TDFs are funds-of-funds whose asset allocations gradually become more conservative as an investor nears retirement. TDFs are also qualified default investment alternatives. That is, if new employees don’t actively choose to participate in a plan, the employer can auto-enroll them into it and allocate their contributions to a TDF.
“There are a number of ways to solve for income,” Stevenson told RIJ. “This is a new space. We’re not pretending to know what the right answer is. We’ll work with plan sponsors, advisers and 401(k) consultants to make sure we provide the right solution for each plan.”
Nationwide is one of three insurance companies that offer lifetime income riders to participants in the United Technologies 401(k) plan. Each month, the three insurers bid against each other for the right to wrap their income riders around participant contributions to an AllianceBernstein TDF. The low bidder gets most of that month’s business while the other two split what’s left. Stevenson said that Nationwide is also looking at offering a deferred income annuity as an in-plan option.

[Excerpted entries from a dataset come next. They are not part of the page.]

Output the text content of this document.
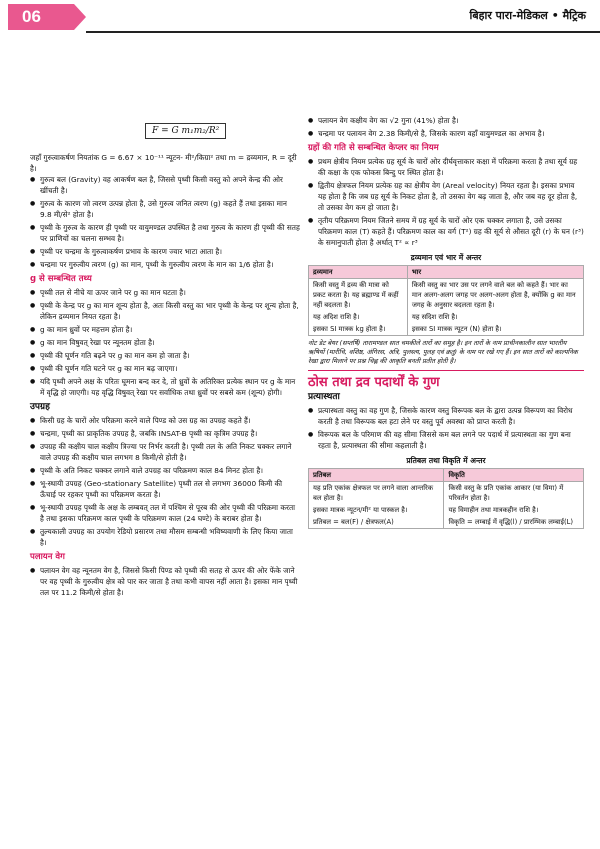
06	बिहार पारा-मेडिकल • मैट्रिक
F = G m₁m₂/R²
जहाँ गुरुत्वाकर्षण नियतांक G = 6.67 × 10⁻¹¹ न्यूटन- मी²/किग्रा² तथा m = द्रव्यमान, R = दूरी है।
● गुरुत्व बल (Gravity) वह आकर्षण बल है, जिससे पृथ्वी किसी वस्तु को अपने केन्द्र की ओर खींचती है।
● गुरुत्व के कारण जो त्वरण उत्पन्न होता है, उसे गुरुत्व जनित त्वरण (g) कहते हैं तथा इसका मान 9.8 मी/से² होता है।
● पृथ्वी के गुरुत्व के कारण ही पृथ्वी पर वायुमण्डल उपस्थित है तथा गुरुत्व के कारण ही पृथ्वी की सतह पर प्राणियों का चलना सम्भव है।
● पृथ्वी पर चन्द्रमा के गुरुत्वाकर्षण प्रभाव के कारण ज्वार भाटा आता है।
● चन्द्रमा पर गुरुत्वीय त्वरण (g) का मान, पृथ्वी के गुरुत्वीय त्वरण के मान का 1/6 होता है।
g से सम्बन्धित तथ्य
● पृथ्वी तल से नीचे या ऊपर जाने पर g का मान घटता है।
● पृथ्वी के केन्द्र पर g का मान शून्य होता है, अतः किसी वस्तु का भार पृथ्वी के केन्द्र पर शून्य होता है, लेकिन द्रव्यमान नियत रहता है।
● g का मान ध्रुवों पर महत्तम होता है।
● g का मान विषुवत् रेखा पर न्यूनतम होता है।
● पृथ्वी की घूर्णन गति बढ़ने पर g का मान कम हो जाता है।
● पृथ्वी की घूर्णन गति घटने पर g का मान बढ़ जाएगा।
● यदि पृथ्वी अपने अक्ष के परितः घूमना बन्द कर दे, तो ध्रुवों के अतिरिक्त प्रत्येक स्थान पर g के मान में वृद्धि हो जाएगी। यह वृद्धि विषुवत् रेखा पर सर्वाधिक तथा ध्रुवों पर सबसे कम (शून्य) होगी।
उपग्रह
● किसी ग्रह के चारों ओर परिक्रमा करने वाले पिण्ड को उस ग्रह का उपग्रह कहते हैं।
● चन्द्रमा, पृथ्वी का प्राकृतिक उपग्रह है, जबकि INSAT-B पृथ्वी का कृत्रिम उपग्रह है।
● उपग्रह की कक्षीय चाल कक्षीय त्रिज्या पर निर्भर करती है। पृथ्वी तल के अति निकट चक्कर लगाने वाले उपग्रह की कक्षीय चाल लगभग 8 किमी/से होती है।
● पृथ्वी के अति निकट चक्कर लगाने वाले उपग्रह का परिक्रमण काल 84 मिनट होता है।
● भू-स्थायी उपग्रह (Geo-stationary Satellite) पृथ्वी तल से लगभग 36000 किमी की ऊँचाई पर रहकर पृथ्वी का परिक्रमण करता है।
● भू-स्थायी उपग्रह पृथ्वी के अक्ष के लम्बवत् तल में पश्चिम से पूरब की ओर पृथ्वी की परिक्रमा करता है तथा इसका परिक्रमण काल पृथ्वी के परिक्रमण काल (24 घण्टे) के बराबर होता है।
● तुल्यकाली उपग्रह का उपयोग रेडियो प्रसारण तथा मौसम सम्बन्धी भविष्यवाणी के लिए किया जाता है।
पलायन वेग
● पलायन वेग वह न्यूनतम वेग है, जिससे किसी पिण्ड को पृथ्वी की सतह से ऊपर की ओर फेंके जाने पर वह पृथ्वी के गुरुत्वीय क्षेत्र को पार कर जाता है तथा कभी वापस नहीं आता है। इसका मान पृथ्वी तल पर 11.2 किमी/से होता है।
● पलायन वेग कक्षीय वेग का √2 गुना (41%) होता है।
● चन्द्रमा पर पलायन वेग 2.38 किमी/से है, जिसके कारण वहाँ वायुमण्डल का अभाव है।
ग्रहों की गति से सम्बन्धित केप्लर का नियम
● प्रथम क्षेत्रीय नियम प्रत्येक ग्रह सूर्य के चारों ओर दीर्घवृत्ताकार कक्षा में परिक्रमा करता है तथा सूर्य ग्रह की कक्षा के एक फोकस बिन्दु पर स्थित होता है।
● द्वितीय क्षेत्रफल नियम प्रत्येक ग्रह का क्षेत्रीय वेग (Areal velocity) नियत रहता है। इसका प्रभाव यह होता है कि जब ग्रह सूर्य के निकट होता है, तो उसका वेग बढ़ जाता है, और जब वह दूर होता है, तो उसका वेग कम हो जाता है।
● तृतीय परिक्रमण नियम जितने समय में ग्रह सूर्य के चारों ओर एक चक्कर लगाता है, उसे उसका परिक्रमण काल (T) कहते हैं। परिक्रमण काल का वर्ग (T²) ग्रह की सूर्य से औसत दूरी (r) के घन (r³) के समानुपाती होता है अर्थात् T² ∝ r³
द्रव्यमान एवं भार में अन्तर
द्रव्यमान	भार
किसी वस्तु में द्रव्य की मात्रा को प्रकट करता है। यह ब्रह्माण्ड में कहीं नहीं बदलता है।	किसी वस्तु का भार उस पर लगने वाले बल को कहते हैं। भार का मान अलग-अलग जगह पर अलग-अलग होता है, क्योंकि g का मान जगह के अनुसार बदलता रहता है।
यह अदिश राशि है।	यह सदिश राशि है।
इसका SI मात्रक kg होता है।	इसका SI मात्रक न्यूटन (N) होता है।

नोट डेट बेयर (सप्तर्षि) तारामण्डल सात चमकीले तारों का समूह है। इन तारों के नाम प्राचीनकालीन सात भारतीय ऋषियों (मारीचि, वशिष्ठ, अंगिरस, अत्रि, पुलस्त्य, पुलह एवं क्रतु) के नाम पर रखे गए हैं। इन सात तारों को काल्पनिक रेखा द्वारा मिलाने पर प्रश्न चिह्न की आकृति बनती प्रतीत होती है।
ठोस तथा द्रव पदार्थों के गुण
प्रत्यास्थता
● प्रत्यास्थता वस्तु का वह गुण है, जिसके कारण वस्तु विरूपक बल के द्वारा उत्पन्न विरूपण का विरोध करती है तथा विरूपक बल हटा लेने पर वस्तु पूर्व अवस्था को प्राप्त करती है।
● विरूपक बल के परिमाण की वह सीमा जिससे कम बल लगने पर पदार्थ में प्रत्यास्थता का गुण बना रहता है, प्रत्यास्थता की सीमा कहलाती है।
प्रतिबल तथा विकृति में अन्तर
प्रतिबल	विकृति
यह प्रति एकांक क्षेत्रफल पर लगने वाला आन्तरिक बल होता है।	किसी वस्तु के प्रति एकांक आकार (या विमा) में परिवर्तन होता है।
इसका मात्रक न्यूटन/मी² या पास्कल है।	यह विमाहीन तथा मात्रकहीन राशि है।
प्रतिबल = बल(F) / क्षेत्रफल(A)	विकृति = लम्बाई में वृद्धि(l) / प्रारम्भिक लम्बाई(L)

Other annuity issuers are expected to capitalize on the opportunity provided by the SECURE Act. Last July, Lincoln Financial announced its PathBuilder annuity. The annual cost of the income option is 0.9% of the guaranteed income base (which may be higher than the actual account value, since it is protected against loss). At age 65, the payout rate for a married couple would be 4.5% of the income base per year, according to a PathBuilder brochure.
Stevenson said his target customers will be plan sponsors and their advisers or consultants. Although the SECURE Act also allows for the creation of Pooled Plan Providers (PPPs) and Pooled Employer Plans (PEPs)—single retirement plans that many companies can join—Stevenson did not expect Nationwide to market its in-plan annuities to PPPs or other sponsors of PEPs.
While it’s clear that annuity issuers want greater access to participants in 401(k) and other qualified retirement plans, participant demand for in-plan annuities is unproven. Industry-sponsored surveys show that 401(k) participants, like most Americans, want a source of safe income in retirement. But whether that will translate into allocations to annuities in retirement plans remains to be seen.
The Fed’s low interest rate policy also forces annuity issuers to charge more for their guarantees because they earn less on their own investments. A lifetime income rider on a TDF, as noted above, can place 90 basis points (0.90%) of drag on the growth of the investments that are protected by the rider. Meanwhile, plan sponsors feel pressure (from class action lawsuits) to minimize the fees of their retirement plans. The SECURE Act is expected to add a tailwind to the adoption of in-plan annuities, but low rates could present a headwind.